Değerlerinin değerini bilmeyenin, kendi değeri de olmaz. Tarihî, millî ve dinî değerlerimizi bilmek biz yaşayan, yazan ve okuyan neslin boynunun borcudur.
Elbette şair, yazar, bilim adamı, devlet adamı gibi değerli kişilerimizi önce biz kendimiz takdir etmeliyiz. “Ev danası öküz olmaz” atasözünü kendimize bir ikaz olarak alıp; bu işe evimizden, köyümüzden, beldemiz ve bölgemizden başlamalıyız.
Bu meyanda Çorum’u düşünürsek, birçok edebî, tarihî ve siyasî kişi bulabiliriz. Buna dair Hitit Üniversitesinden öğrencilerine tez olarak verilecek birçok konu var. Böylece Çorum’un edebî, tarihî, içtimaî ve siyasî portresi ortaya çıkacaktır.
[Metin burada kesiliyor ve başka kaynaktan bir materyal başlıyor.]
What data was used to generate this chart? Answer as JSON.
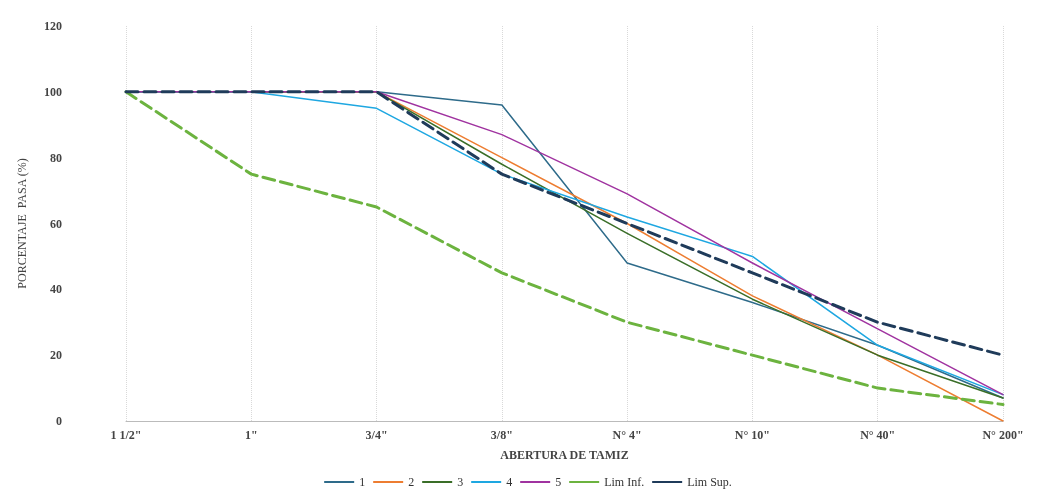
{
  "chart_data": {
    "type": "line",
    "xlabel": "ABERTURA DE TAMIZ",
    "ylabel": "PORCENTAJE  PASA (%)",
    "categories": [
      "1 1/2\"",
      "1\"",
      "3/4\"",
      "3/8\"",
      "N° 4\"",
      "N° 10\"",
      "N° 40\"",
      "N° 200\""
    ],
    "series": [
      {
        "name": "1",
        "color": "#2e6b8a",
        "values": [
          100,
          100,
          100,
          96,
          48,
          36,
          23,
          7
        ]
      },
      {
        "name": "2",
        "color": "#ed7d31",
        "values": [
          100,
          100,
          100,
          80,
          60,
          38,
          20,
          0
        ]
      },
      {
        "name": "3",
        "color": "#3a6e28",
        "values": [
          100,
          100,
          100,
          78,
          57,
          37,
          20,
          7
        ]
      },
      {
        "name": "4",
        "color": "#1ea7e1",
        "values": [
          100,
          100,
          95,
          75,
          62,
          50,
          23,
          8
        ]
      },
      {
        "name": "5",
        "color": "#a033a0",
        "values": [
          100,
          100,
          100,
          87,
          69,
          48,
          28,
          8
        ]
      },
      {
        "name": "Lim Inf.",
        "color": "#6cb33f",
        "line_style": "dashed",
        "values": [
          100,
          75,
          65,
          45,
          30,
          20,
          10,
          5
        ]
      },
      {
        "name": "Lim Sup.",
        "color": "#1f3b5a",
        "line_style": "dashed",
        "values": [
          100,
          100,
          100,
          75,
          60,
          45,
          30,
          20
        ]
      }
    ],
    "ylim": [
      0,
      120
    ],
    "yticks": [
      0,
      20,
      40,
      60,
      80,
      100,
      120
    ],
    "grid": "x",
    "legend": "bottom",
    "marker": "none",
    "line_style": "solid"
  }
}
Bu meyanda Sayın AHMET ÖZER hocamız yılların edebiyat dergisi KIYI’ nın Ağustos sayısında, 28 AĞUSTOS 1984 de vefat eden ŞÜKRÜ GÜMÜŞ’ e özel yer vermesi takdire şayan önemli bir harekettir. Bu kadir bilirliği için sayın hocamıza teşekkür ediyorum. Şükrü Gümüş hakkında Üniversitemizin ve Belediyemizin de bir şeyler yapmasını umuyoruz. MAHMUT TUNABOYLU öykü Yarışması gibi ŞÜKRÜ GÜMÜŞ ROMAN YARIŞMASI olamaz mı? Eğer Şükrü Gümüş’ten daha dikkate değer bir romancımız varsa buyurun onun ismi ile yapalım. Mesele illa Şükrü Gümüş değildir. Benim istediğim, Çorum’da EDEBÎ HAYAT ve ÇORUM ROMANCILIĞIDIR. Yaşatılması ve yeşertilmesi gereken budur.
*
Rahmetli ŞÜKRÜ GÜMÜŞ’Ü ben hiç görmedim. Çorum’a 2000 yılında nakli mekân ettiğimde sanat dostları toplantılarında Muzaffer GÜNDOĞAR hocamızın vasıtası ile tanıdım. Şükrü GÜMÜŞ öğretmenlik yaptığı HAKKÂRİ’NİN BİR KÖYÜNDE yaşadıklarını, “ZAP BOYLARI” adı ile romanlaştırıp 1974 yılında MİLLİYET’in roman yarışmasına katılır. 312 eserin katıldığı yarışmada derece alır. Kitabı, 1976 da Milliyet yayınları arasında yayınlanır.
* * *
Allah ömür verseydi hiç şüphe yok ki Şükrü Gümüş, ünü Türkiye’ye yayılmış ve edebiyatımıza girmiş romancımız ve hikâyecimiz olurdu. Bunu, Şükrü Gümüş Çorumlu diye özel dostluğum olduğu için söylemiyorum. O bunu hak ediyor. Veya o bunu hak edecek derecede usta bir kalem idi diye düşünerek söylüyorum. Maalesef Şükrü Gümüş’ün ömrü edebiyat dünyamıza sadece Zap Boyları’nı kazandırmaya yetmiştir.
* * *
1984 yılında arkadaşları Muzaffer GÜNDOĞAR, Ahmet ÖZER, Burhan GÜNEL ve Mehmet Yaşar BİLEN ön ayak olarak Kerem Yayınlarından “ZAP BOYLARIN “ nın 2. baskısını yapmışlardır. Maksatları hem arkadaşlarını anmak, hem ailesine üç beş kuruş kazanç sağlamaktır.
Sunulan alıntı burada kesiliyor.